Spot palladium prices in London hit a one-month high and briefly broke above the key level of $1,000 per troy ounce in volatile trade on Friday as some investors covered their short positions and the market was tight for nearby physical supply.
Spot palladium was up 2.6% at $947 per troy ounce by 1655 GMT after hitting $1,027, its highest since May 22. Prices had touched their lowest in four months of $867.51 on Tuesday.
The indicators of the short-term liquidity tightness were visible in thin market, known as an exchange of futures for physicals (EFP), where parties exchange a futures contract for the physical product.
“With the combination of money managers holding record short position in palladium futures, severe backwardation in the EFP market over the last days and sizable ETF allocation over the last month that results in withdrawal of the metal from the market, we are setting up for the possibility of an old fashioned short squeeze,” Jeff Klein, a trader at Heraeus, told Reuters.
The availability of palladium bars was especially tight in London, two industry sources said.
South Africa, Russia and North America are the top producers of palladium, however the Russian bars made after early 2022 are off the London market after they lost their “good delivery” status with the start of Moscow’s full-scale invasion of Ukraine.
Palladium, mainly used in the autocatalysts curbing harmful emissions, saw a 39% slump in 2023 due to bets that rising market share of palladium-free electric vehicles (EVs) would reduce demand in future.

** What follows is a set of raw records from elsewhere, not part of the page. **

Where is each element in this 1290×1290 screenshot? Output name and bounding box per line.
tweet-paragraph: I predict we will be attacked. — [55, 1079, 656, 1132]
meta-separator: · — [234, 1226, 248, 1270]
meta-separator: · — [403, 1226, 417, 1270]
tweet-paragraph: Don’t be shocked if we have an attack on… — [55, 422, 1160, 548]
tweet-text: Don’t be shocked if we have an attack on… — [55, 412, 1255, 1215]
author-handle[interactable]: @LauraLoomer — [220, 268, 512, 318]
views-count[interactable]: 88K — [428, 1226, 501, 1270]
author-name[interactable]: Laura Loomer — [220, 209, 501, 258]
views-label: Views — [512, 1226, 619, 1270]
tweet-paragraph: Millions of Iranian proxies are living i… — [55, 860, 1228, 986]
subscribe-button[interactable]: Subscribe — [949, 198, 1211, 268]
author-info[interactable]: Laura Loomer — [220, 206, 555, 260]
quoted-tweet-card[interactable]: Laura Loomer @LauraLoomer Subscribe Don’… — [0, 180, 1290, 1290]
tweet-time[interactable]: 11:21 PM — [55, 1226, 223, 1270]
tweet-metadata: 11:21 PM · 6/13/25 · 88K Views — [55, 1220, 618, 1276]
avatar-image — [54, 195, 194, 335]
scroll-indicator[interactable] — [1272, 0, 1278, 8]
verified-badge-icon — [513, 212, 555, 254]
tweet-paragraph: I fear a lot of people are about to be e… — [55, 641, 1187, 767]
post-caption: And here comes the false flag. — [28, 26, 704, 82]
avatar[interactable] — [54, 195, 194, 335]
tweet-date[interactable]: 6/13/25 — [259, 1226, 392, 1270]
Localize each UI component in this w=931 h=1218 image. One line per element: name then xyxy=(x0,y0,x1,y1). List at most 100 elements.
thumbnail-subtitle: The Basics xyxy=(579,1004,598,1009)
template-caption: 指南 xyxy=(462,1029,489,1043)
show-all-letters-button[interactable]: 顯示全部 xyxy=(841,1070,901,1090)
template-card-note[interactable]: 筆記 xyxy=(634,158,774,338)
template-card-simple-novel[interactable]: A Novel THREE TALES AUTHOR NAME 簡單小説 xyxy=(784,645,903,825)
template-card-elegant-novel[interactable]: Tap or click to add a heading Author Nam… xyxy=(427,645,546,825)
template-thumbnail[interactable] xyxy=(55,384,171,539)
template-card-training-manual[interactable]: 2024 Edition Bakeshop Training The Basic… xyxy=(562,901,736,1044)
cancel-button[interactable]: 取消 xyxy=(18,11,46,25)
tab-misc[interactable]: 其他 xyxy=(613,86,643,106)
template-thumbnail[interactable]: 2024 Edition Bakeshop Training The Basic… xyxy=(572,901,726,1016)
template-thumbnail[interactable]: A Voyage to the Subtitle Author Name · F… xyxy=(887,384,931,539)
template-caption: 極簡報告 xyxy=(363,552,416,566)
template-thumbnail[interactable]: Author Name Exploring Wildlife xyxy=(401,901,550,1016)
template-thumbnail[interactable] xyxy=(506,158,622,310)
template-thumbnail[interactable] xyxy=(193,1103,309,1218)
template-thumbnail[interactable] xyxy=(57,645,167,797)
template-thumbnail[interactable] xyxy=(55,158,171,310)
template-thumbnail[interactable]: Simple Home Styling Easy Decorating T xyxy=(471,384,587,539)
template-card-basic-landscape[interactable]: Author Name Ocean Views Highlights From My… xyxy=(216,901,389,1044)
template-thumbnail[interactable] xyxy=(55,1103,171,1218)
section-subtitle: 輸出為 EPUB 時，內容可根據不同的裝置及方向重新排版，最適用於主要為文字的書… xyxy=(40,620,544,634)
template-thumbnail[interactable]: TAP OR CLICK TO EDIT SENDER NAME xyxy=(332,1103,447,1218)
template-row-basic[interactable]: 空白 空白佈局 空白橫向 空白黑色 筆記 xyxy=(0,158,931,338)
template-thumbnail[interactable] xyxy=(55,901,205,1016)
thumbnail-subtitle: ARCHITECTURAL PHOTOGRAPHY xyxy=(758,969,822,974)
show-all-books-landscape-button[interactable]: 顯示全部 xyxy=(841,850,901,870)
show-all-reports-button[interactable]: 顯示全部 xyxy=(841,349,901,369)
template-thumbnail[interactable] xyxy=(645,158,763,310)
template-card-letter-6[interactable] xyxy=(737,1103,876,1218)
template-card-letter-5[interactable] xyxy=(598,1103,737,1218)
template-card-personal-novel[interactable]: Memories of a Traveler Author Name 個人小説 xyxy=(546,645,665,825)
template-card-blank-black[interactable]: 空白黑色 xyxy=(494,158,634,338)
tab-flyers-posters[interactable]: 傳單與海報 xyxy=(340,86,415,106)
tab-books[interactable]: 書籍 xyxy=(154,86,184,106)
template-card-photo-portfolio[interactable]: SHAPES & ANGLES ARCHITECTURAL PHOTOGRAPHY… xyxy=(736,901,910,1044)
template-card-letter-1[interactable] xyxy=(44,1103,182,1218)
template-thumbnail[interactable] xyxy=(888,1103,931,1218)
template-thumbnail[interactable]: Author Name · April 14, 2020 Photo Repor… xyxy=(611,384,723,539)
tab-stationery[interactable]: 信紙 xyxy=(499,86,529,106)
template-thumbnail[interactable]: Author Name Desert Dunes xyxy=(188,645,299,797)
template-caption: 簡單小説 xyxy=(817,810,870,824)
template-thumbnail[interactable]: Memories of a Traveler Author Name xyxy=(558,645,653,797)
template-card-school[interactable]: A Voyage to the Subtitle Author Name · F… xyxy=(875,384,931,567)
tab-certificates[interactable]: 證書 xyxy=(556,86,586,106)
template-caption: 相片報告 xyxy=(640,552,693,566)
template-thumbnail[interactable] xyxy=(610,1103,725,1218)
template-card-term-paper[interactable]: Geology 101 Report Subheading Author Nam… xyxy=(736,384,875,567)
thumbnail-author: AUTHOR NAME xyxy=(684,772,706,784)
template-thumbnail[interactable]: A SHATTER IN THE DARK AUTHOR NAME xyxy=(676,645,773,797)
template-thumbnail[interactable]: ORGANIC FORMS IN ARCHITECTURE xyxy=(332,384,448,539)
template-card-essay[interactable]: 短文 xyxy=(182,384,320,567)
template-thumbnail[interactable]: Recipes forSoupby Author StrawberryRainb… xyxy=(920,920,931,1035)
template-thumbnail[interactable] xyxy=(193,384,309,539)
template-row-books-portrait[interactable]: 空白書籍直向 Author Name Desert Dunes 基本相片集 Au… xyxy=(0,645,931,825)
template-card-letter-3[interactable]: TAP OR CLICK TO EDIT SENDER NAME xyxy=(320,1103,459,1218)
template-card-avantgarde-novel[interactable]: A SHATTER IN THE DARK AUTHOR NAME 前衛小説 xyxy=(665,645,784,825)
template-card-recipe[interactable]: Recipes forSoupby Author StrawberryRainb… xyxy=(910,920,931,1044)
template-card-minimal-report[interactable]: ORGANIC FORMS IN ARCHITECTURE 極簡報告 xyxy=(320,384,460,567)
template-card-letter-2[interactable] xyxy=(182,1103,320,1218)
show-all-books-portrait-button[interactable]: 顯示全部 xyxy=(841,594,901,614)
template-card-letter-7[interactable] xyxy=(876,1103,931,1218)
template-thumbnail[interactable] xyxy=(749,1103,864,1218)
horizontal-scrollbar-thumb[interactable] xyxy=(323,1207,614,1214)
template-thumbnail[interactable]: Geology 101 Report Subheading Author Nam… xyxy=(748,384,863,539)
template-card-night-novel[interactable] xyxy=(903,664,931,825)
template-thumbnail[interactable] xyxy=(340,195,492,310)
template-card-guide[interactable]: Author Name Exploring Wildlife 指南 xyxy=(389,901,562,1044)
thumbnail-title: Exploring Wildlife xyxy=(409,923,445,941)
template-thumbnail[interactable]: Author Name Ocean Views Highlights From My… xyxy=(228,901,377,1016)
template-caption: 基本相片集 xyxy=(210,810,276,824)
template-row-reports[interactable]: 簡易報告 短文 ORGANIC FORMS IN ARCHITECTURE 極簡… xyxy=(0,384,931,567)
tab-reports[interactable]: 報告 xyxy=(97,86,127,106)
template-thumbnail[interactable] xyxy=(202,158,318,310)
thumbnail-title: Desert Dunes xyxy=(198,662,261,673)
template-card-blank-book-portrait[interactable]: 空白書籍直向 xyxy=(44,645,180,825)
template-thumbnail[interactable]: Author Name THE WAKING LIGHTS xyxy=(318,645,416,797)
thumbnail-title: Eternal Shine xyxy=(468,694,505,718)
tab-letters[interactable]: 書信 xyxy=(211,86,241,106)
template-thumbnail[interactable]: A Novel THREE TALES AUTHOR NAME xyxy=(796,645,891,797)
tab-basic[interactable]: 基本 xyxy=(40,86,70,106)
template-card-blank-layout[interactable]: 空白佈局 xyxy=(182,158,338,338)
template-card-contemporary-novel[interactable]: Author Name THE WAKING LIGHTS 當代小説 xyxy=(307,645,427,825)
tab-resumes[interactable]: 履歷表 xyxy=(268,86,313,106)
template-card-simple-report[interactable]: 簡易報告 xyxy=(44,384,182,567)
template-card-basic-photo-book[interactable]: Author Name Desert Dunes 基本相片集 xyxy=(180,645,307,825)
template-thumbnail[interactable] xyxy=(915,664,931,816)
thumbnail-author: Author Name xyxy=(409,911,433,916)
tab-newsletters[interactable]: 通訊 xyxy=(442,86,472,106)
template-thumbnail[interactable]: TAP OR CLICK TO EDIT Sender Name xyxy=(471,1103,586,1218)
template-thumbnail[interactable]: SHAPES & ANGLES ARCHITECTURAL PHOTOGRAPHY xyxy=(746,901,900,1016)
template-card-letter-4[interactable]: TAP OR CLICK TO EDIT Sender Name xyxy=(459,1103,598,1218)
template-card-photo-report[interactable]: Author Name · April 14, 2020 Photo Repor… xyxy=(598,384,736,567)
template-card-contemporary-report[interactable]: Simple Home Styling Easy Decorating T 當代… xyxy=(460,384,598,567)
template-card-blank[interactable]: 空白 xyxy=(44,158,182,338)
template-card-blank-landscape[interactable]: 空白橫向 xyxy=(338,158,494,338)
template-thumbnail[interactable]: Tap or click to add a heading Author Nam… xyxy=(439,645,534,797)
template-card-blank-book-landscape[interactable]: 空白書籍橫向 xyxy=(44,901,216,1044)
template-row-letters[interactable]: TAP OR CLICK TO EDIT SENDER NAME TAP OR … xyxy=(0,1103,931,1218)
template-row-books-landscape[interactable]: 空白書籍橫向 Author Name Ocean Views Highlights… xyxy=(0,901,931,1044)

The metals is, however, supported by this year’s brighter sales estimates for hybrid cars, which need palladium, and continuing structural deficit in the market itself.
“Given the significant deficit, above-ground stocks have declined to their lowest levels in our records (dating back to 1980) this year, with further deficits expected in 2024 and 2025” said Wilma Swarts, head of platinum group metals research at consultancy Metals Focus.
“This will further tighten liquidity and is likely to lift or support prices this year,” she added.